Generali and Europ Assistance provide cyber insurance. What is that exactly, and whom is it intended for?

Jean-Laurent Guinchard: These insurance products have not been on the market very long yet. They were developed based on the realisation that customers today not only have a “real” identity, but also a cyber identity. Many things we do today have slowly migrated into the Internet in recent years, and electronic devices are omnipresent in the average household. With this transformation, new risks and needs have evolved. We want to support our customers in this area, just like we do in “real” life.



What sort of benefits do Generali and Europ Assistance offer?

Jean-Laurent Guinchard: The new cyber insurance from Generali provides customers with comprehensive insurance coverage; for example, it covers the costs of restoring data and the losses incurred through misuse of personal access details by unauthorised third parties. Besides this insurance coverage, Generali also offers IT Assistance, which is provided by the experts at Europ Assistance. IT Assistance is a service available to Generali customers 24 hours a day all year round. Customers can contact our specialists for help in solving technical and cyber problems. Our experts can also help identify security gaps and remove malware.
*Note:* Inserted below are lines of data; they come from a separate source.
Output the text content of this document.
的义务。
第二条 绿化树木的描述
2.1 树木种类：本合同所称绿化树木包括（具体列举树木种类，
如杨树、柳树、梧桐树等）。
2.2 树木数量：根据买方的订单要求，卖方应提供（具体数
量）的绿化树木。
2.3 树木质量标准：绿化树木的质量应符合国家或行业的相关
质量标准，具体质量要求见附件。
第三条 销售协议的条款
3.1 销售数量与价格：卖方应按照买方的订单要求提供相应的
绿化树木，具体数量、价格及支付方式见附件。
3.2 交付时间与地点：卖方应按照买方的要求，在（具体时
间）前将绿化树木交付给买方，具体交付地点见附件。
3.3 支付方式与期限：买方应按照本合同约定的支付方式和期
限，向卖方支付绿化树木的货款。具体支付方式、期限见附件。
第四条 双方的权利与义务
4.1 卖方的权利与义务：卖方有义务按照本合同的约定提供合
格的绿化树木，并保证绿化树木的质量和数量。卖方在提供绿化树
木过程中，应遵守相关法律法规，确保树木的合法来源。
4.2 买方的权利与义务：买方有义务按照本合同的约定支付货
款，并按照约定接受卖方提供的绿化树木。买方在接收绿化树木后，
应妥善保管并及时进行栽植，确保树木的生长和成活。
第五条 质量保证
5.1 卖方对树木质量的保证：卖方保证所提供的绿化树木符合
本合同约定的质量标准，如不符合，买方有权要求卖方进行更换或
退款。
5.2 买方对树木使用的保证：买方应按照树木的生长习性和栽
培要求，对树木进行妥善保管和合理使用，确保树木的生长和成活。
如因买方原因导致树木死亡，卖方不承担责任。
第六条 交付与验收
If damage has already occurred, our IT experts first examine what sort of technical steps are required. They analyse exactly how the damage occurred and how it can be quantified in terms of financial loss. In the virtual world this often not an easy thing to do. If a financial loss has occurred, Generali will cover the costs.


*Generali currently does not offer a cyber insurance for corporate clients.


About our experts:

Peter Fröstl earned a bachelor’s degree and went on to acquire broad experience in the IT field, including at Telekom Austria and the IT services of the Austrian social insurance system. Since 2010, he has worked for Europ Assistance Austria, and from 2013 was team leader in the medical and technical area. Since 2016, he has been in charge of developing the “IT Assistance” department for Austria, Germany and Switzerland for private and business customers (SME). He is a specialist in encryption techniques and electronic signatures, as well as in knowledge management and knowledge databases.


Jean-Laurent Guinchard has 15 years of experience working in the fields of insurance and assistance. Since 2014, he has worked for Europ Assistance Switzerland, where he is responsible for insurance and product management in the home, travel and automobile business lines.